My morning may sound basic, untaxing to the fully functioning- even for me it sounds considerably less intense and hectic than my regular Tuesday mornings – however, for Dotty, it was as formidably threatening as a husky phone call from Liam Neeson. My doctor, an elegant, shops – at – Reiss, understated beauty, was surprised at how “well” I seemed today, being competent and rational in my explanation of the weekend’s antics. “I know”, I responded, “I’m baffled by it too.” There is no rhyme or reason to my moods,no pattern by which I can predict the onslaught of obsidian rage or the flood waters of pitch grief for a perceived lost future. But in “well” lies the key: when you’re sick you might be fortunate enough to have a friend who sends you a “Get Well Soon
card. Hopefully soon, I will be “well” because at the moment I am sick. And it is not my fault – NOTE TO SELF!
I took a break to watch Professor Brain Cox fondling human brains. Imagine he was in D:REAM: things can only get better, indeed.
I had what I expect and hope to be my last contact with Quarter Pounder today, apart from some outstanding financial transactions. I’m relieved. Movin’ on up, movin’ on out. More nineties musical references.
Poor Tom Hiddleston called in today and I was a right bitch to him. Luckily he is a good enough friend to accept me when I’m a cranky cow, which is often. I’m so tetchy about certain things at the moment especially any criticism or even questioning of my feminine morals. His concern riled me, just as Sir David Attenborough’s did. I should really take a chill pill.
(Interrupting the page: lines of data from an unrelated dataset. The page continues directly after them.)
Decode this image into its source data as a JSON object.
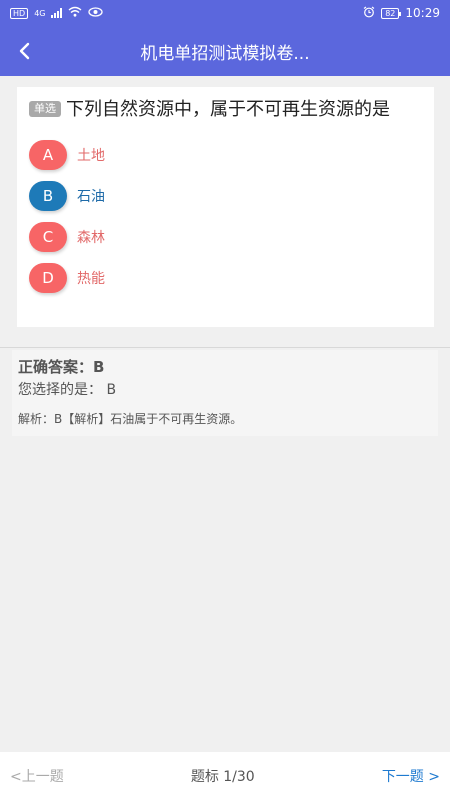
{
  "status_bar": {
    "hd_label": "HD",
    "network_label": "4G",
    "battery": "82",
    "time": "10:29"
  },
  "header": {
    "title": "机电单招测试模拟卷..."
  },
  "question": {
    "type_badge": "单选",
    "text": "下列自然资源中，属于不可再生资源的是",
    "options": [
      {
        "letter": "A",
        "text": "土地"
      },
      {
        "letter": "B",
        "text": "石油"
      },
      {
        "letter": "C",
        "text": "森林"
      },
      {
        "letter": "D",
        "text": "热能"
      }
    ]
  },
  "answer": {
    "correct": "正确答案：B",
    "your_choice": "您选择的是：  B",
    "analysis": "解析：B【解析】石油属于不可再生资源。"
  },
  "nav": {
    "prev": "<上一题",
    "page": "题标 1/30",
    "next": "下一题 >"
  },
  "colors": {
    "header_bg": "#5b67dd",
    "option_default": "#f76566",
    "option_selected": "#1e7ab8",
    "next_link": "#1e7ad0"
  }
}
Speaking of chill pills, my GP changed my night time tablet to try eradicate the dreaded Dead Sea Sweats. I asked her not to allow more than four to be dispensed at a time, how sensible of me! So I don’t have enough to do any damage although today I’m in no way inclined today to exit this Human Universe: Brian Cox has me all inspired to live on in this extraordinary civilisation of ours. Well, till the next episode anyway.
The Marchioness of Ascot called. I finally worked up the courage to send her the link for Dotty. She likes it – that means a huge amount to me. She is some woman for one woman and I can’t wait to see her in few weeks. I don’t know how she’ll feel when she finds out I don’t drink anymore. She might disown me. She likes to get me drunk.
I don’t have an issue with alcohol, I’ve always suffered too badly with hangovers to be an alcoholic. Like puking all day and three day migraines. This year I had a few glasses of wine with my Michelin Star dinner the night before my birthday and spent Saturday, January 25th dying, in the Irish sense of the word. It was a disaster and the last night out Quarter Pounder and I had together. No wonder he dumped me. I was shit fun. So I haven’t had a drink since. People think I must be a recovering lush. Irish people always assume the best or the worst when it comes to booze.
There are things to do tomorrow that I’m nervous about. Nothing big or dramatic or testing for healthy people but a cause of unease for a walking ground zero like me. But I feel ok and I think I can get through it. I did mammy stuff today, ElsaDaughter got a facial out of me, jammy. We ate dinner together (I made the salad, does that count?) and I told my friends and big sis about what’s been going on, or at least provided them with the link to find out. Despite a blip (forgive me Tom?), it was a good day.
Thanks Professor Cox, your philosophical physics was lovely.